The camp’s evacuation began on 27 January 1945 with moving out transports of healthy prisoners. Some few guards stayed in the camp and a couple of block seniors – Vogel from SK [Strafkompanie] and Ziege, a senior from block 2, and two thousand sick prisoners, including me. The only Polish doctor who stayed was Dr. Pritz, currently deceased.

There were rumors that the prisoners were to be shot, then the orders supposedly changed, but as it turned out in February the sick were left without any care, and two days before the evacuation they weren’t given anything two eat.

On 9 February 1945, Germans who were still residing in the camp ordered the patients who were able to walk to leave. The severely ill were put on stretchers and loaded onto carts. This way, none of the sick remained in the camp. Having crossed the gate, we received a loaf of bread each. At the Gross-Rosen station, we were put into open coal wagons, 90 prisoners being squeezed into one. I was travelling in a shirt, barefoot, covered with just a blanket from the camp. I heard that upon the camp’s departure, the SS men had piled up some clothes and allowed the prisoners to take them.

After six days, the transport reached Belsen. We were riding in rain and snow. Half of the patients died on the way. In Belsen around 40 bodies were thrown out from our wagon, with colonel Bronowski from Żoliborz among them. The transport, now including around a thousand prisoners, was moved by trucks to the Belsen camp (a well-known death camp). Barely alive, we were thrown into a barrack with a concrete floor, with no windows, no water, no lights. We weren’t given beds or mattresses, it wasn’t until after a week when they brought some heather to make pallets. At five a.m. a roll call woke us up, everybody had to show up in the roll call square, the dying ones being carried in stretchers and often dying on the square right away. Among others, a prisoner named Piasecki died in Belsen, the owner of a chocolate factory in Kraków, who had come to Gross-Rosen with me. We were held at the roll call until ten, eleven. After coming back, our block senior would almost every day knock over the pot with the coffee to the ground.

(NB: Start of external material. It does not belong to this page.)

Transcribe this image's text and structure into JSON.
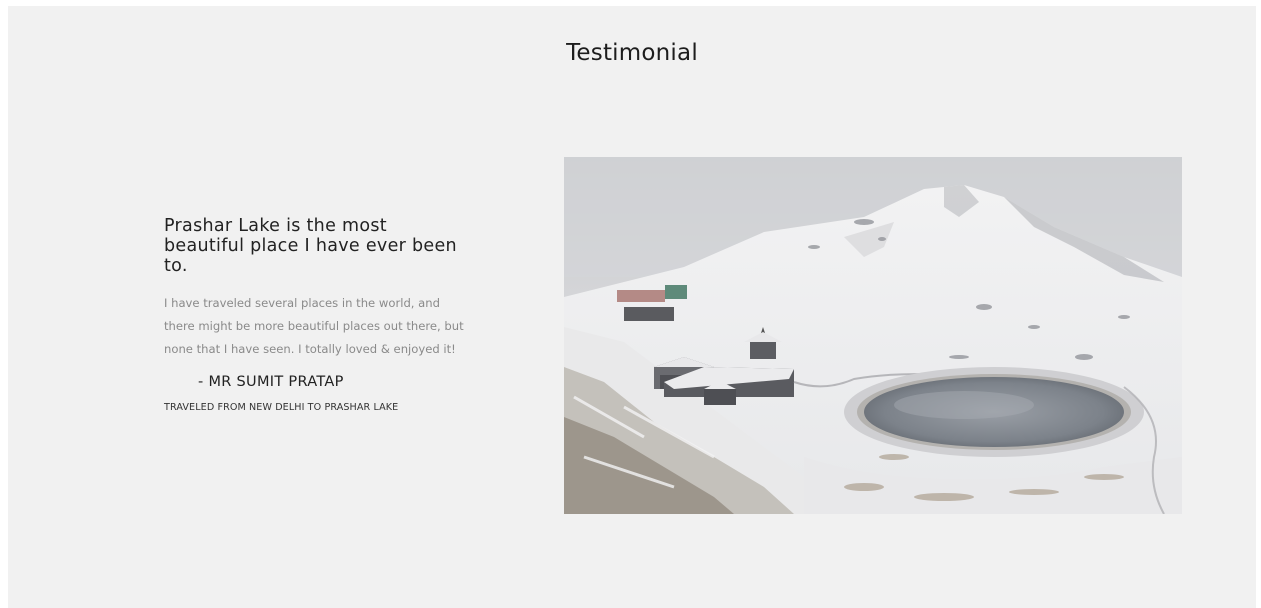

We were able to drink coffee about once a week.

I don’t recall the block senior’s surname. I was in block 14.

We were given half a liter of rutabaga for dinner and a piece of bread with coffee in the morning. More than 100 thousand prisoners were amassed in the Belsen camp at that time.

Out of our transport consisting of a thousand people, around 150 survived. The Belsen prisoners were dying from starvation, exhaustion and illnesses, caused also by sleeping on the bare concrete floor. The corpses were burried in huge ditches.

I don’t remember the German functionary prisoners’ surnames from Belsen.

In the first days of March, along with 5 thousand prisoners, I was taken to work near Hamburg. On the way to the Belsen station I saw a couple thousand corpses from Belsen of people who had died of exhaustion on the way from the factory to the camp. Near the city of Parchim in Mecklenburg, I jumped out of the wagon and hid; I was in a labor camp near Parchim, then in Szczecin, and finally as an ill worker in Lübeck, where the English army freed me on 4 May 1945.

The circumstances described above can be confirmed by Bolesław Suski, who left the Gross-Rosen camp with me and stayed in Belsen. Suski has not come back to the country yet.

The report was hereby ended and read out.